I just noticed that the Sleep function provided by the windows.h header is pretty inaccurate. I just wonder if there is a better solution to this problem. I already tried to come up with an accurate method, but while its more accurate it also consumes much more CPU-power than the regular Sleep-function
Sleep() also yields the processor. This is why it is both processor-friendly AND inaccurate. Once the processor slice is given up, the thread is no longer executing. It is then turn for the OS to re-schedule it at some point. Your code is not affecting the OS so by definition, user code cannot do any better, meaning your efforts are wasted, in my opinion.
I actually don't know about kernel mode programming, so I cannot really say if there is a way to improve your situation, so I leave it to you to investigate.
Bottom line: You either yield and be processor-friendly but inaccurate, or not yield and loop like you are doing now; you'll be accurate but processor-intensive. In Windows, a program cannot "twist Windows' arm" to force it to re-schedule a thread at a precise time. Windows will do as it sees fit and no program has any saying in this, AFAIK.

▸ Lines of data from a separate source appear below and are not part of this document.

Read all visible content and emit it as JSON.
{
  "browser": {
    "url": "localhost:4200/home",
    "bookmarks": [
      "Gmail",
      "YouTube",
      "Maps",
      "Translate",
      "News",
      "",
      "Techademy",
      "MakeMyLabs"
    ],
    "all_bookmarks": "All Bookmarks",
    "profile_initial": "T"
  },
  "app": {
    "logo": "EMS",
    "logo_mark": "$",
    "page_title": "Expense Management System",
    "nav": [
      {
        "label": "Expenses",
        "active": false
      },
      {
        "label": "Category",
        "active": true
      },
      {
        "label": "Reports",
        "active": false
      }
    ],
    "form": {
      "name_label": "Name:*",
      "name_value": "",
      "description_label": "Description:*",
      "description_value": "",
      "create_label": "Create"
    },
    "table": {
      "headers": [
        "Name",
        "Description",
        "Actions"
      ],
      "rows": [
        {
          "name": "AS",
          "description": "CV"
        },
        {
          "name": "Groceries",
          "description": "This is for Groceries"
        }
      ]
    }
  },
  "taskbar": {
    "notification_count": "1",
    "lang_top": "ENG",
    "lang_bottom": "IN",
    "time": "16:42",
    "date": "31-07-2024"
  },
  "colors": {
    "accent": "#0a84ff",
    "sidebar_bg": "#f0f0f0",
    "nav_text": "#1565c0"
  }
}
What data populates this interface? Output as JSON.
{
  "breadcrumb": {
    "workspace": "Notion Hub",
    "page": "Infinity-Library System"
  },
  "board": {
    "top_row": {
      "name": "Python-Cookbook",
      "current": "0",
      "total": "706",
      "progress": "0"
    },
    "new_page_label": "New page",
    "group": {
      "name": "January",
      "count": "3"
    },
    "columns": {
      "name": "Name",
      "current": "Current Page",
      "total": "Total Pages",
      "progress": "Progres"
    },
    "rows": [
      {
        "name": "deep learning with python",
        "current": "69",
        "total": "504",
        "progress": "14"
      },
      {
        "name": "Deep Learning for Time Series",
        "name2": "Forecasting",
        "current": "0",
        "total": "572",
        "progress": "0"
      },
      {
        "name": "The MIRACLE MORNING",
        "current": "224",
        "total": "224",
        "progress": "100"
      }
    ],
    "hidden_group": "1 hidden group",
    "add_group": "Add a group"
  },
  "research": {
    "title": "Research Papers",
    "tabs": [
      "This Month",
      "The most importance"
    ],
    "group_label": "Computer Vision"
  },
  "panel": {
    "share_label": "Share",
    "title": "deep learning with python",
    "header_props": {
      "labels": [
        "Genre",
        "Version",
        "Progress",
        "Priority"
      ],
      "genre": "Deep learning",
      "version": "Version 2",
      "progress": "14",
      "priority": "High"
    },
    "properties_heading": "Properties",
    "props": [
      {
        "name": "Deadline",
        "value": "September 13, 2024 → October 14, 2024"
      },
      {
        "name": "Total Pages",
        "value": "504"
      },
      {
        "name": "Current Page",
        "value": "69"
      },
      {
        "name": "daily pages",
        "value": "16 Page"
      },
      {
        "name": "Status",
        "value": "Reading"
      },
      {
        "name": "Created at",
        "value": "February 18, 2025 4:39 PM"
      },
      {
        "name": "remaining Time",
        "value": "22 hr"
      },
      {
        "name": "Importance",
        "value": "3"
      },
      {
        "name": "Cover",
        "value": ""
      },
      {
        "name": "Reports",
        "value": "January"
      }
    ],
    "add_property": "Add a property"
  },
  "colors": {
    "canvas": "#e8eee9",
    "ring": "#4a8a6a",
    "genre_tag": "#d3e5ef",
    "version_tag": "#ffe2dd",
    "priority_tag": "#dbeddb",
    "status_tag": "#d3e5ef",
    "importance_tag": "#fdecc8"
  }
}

Thank you very much for the answer. The thing that confuses though is how you can create smooth constant framerate graphics without an accurate sleep function. It makes me believe that there must be at least a midway between accuracy and performance.
Doing low level stuff like kernel mode programming would be probably very unsave with my beginner programming knowledge and would likely lead to a disaster. I guess I have to search for a 3rd-Party solution and review this topic when I got more experience.
The problem is, traditionally PCs used an interrupt driven timer. This is inherently inaccurate. But more recent Windows boxes have an HPET (High Precision Event Timer), which is a proper hardware timer. You probably want to look into how you access it from Windows for your application level high-res timer.
High-res timing in Windows is akin to how we measure time. There are different ways to measure it and they all disagree.